V.
So none but she knows to bemone
This equal virgins fate,
None but LUCASTA can her crowne
Of glory celebrate.
VI.
Then dart on me (CHAST LIGHT)<28.2> one ray,
By which I may discry
Thy joy cleare through this cloudy day
To dresse my sorrow by.
<28.1> This lady was probably the wife of a descendant of
Sir William Barnes, of Woolwich, whose only daughter and heir,
Anne, married the poet's father, and brought him the seat in Kent.
See GENTS. MAGAZINE for 1791, part ii. 1095.
<28.2> A translation of LUCASTA, or LUX CASTA, for the sake of the metre.

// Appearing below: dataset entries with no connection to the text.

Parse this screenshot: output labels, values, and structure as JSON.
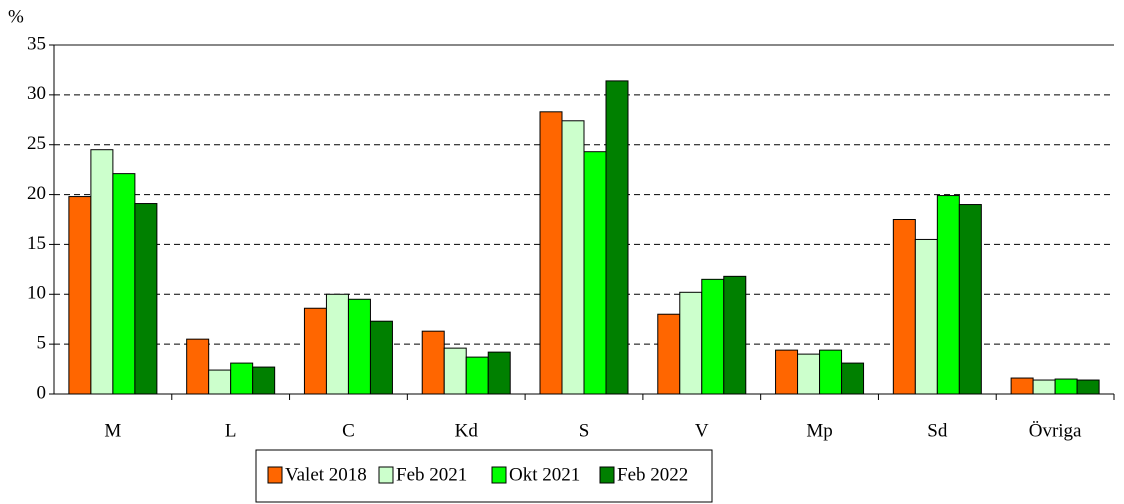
{
  "chart_data": {
    "type": "bar",
    "y_label": "%",
    "categories": [
      "M",
      "L",
      "C",
      "Kd",
      "S",
      "V",
      "Mp",
      "Sd",
      "Övriga"
    ],
    "series": [
      {
        "name": "Valet 2018",
        "color": "#ff6600",
        "values": [
          19.8,
          5.5,
          8.6,
          6.3,
          28.3,
          8.0,
          4.4,
          17.5,
          1.6
        ]
      },
      {
        "name": "Feb 2021",
        "color": "#ccffcc",
        "values": [
          24.5,
          2.4,
          10.0,
          4.6,
          27.4,
          10.2,
          4.0,
          15.5,
          1.4
        ]
      },
      {
        "name": "Okt 2021",
        "color": "#00ff00",
        "values": [
          22.1,
          3.1,
          9.5,
          3.7,
          24.3,
          11.5,
          4.4,
          19.9,
          1.5
        ]
      },
      {
        "name": "Feb 2022",
        "color": "#008000",
        "values": [
          19.1,
          2.7,
          7.3,
          4.2,
          31.4,
          11.8,
          3.1,
          19.0,
          1.4
        ]
      }
    ],
    "ylim": [
      0,
      35
    ],
    "yticks": [
      0,
      5,
      10,
      15,
      20,
      25,
      30,
      35
    ],
    "grid": true,
    "legend": "bottom"
  }
}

UPON THE CURTAINE OF LUCASTA'S PICTURE,
IT WAS THUS WROUGHT.<29.1>
Oh, stay that covetous hand; first turn all eye,
All depth and minde; then mystically spye
Her soul's faire picture, her faire soul's, in all
So truely copied from th' originall,
That you will sweare her body by this law
Is but its shadow, as this, its;—now draw.
<29.1> Pictures used formerly to have curtains before them. It is still done in some old houses. In WESTWARD HOE, 1607, act ii. scene 3, there is an allusion to this practice:—
"SIR GOSLING. So draw those curtains, and let's see the
pictures under 'em."—Webster's WORKS, ed. Hazlitt, i. 133.
LUCASTA'S WORLD. EPODE.
I.
Cold as the breath of winds that blow
To silver shot descending snow,
Lucasta sigh't;<30.1> when she did close
The world in frosty chaines!
And then a frowne to rubies frose
The blood boyl'd in our veines:
Yet cooled not the heat her sphere
Of beauties first had kindled there.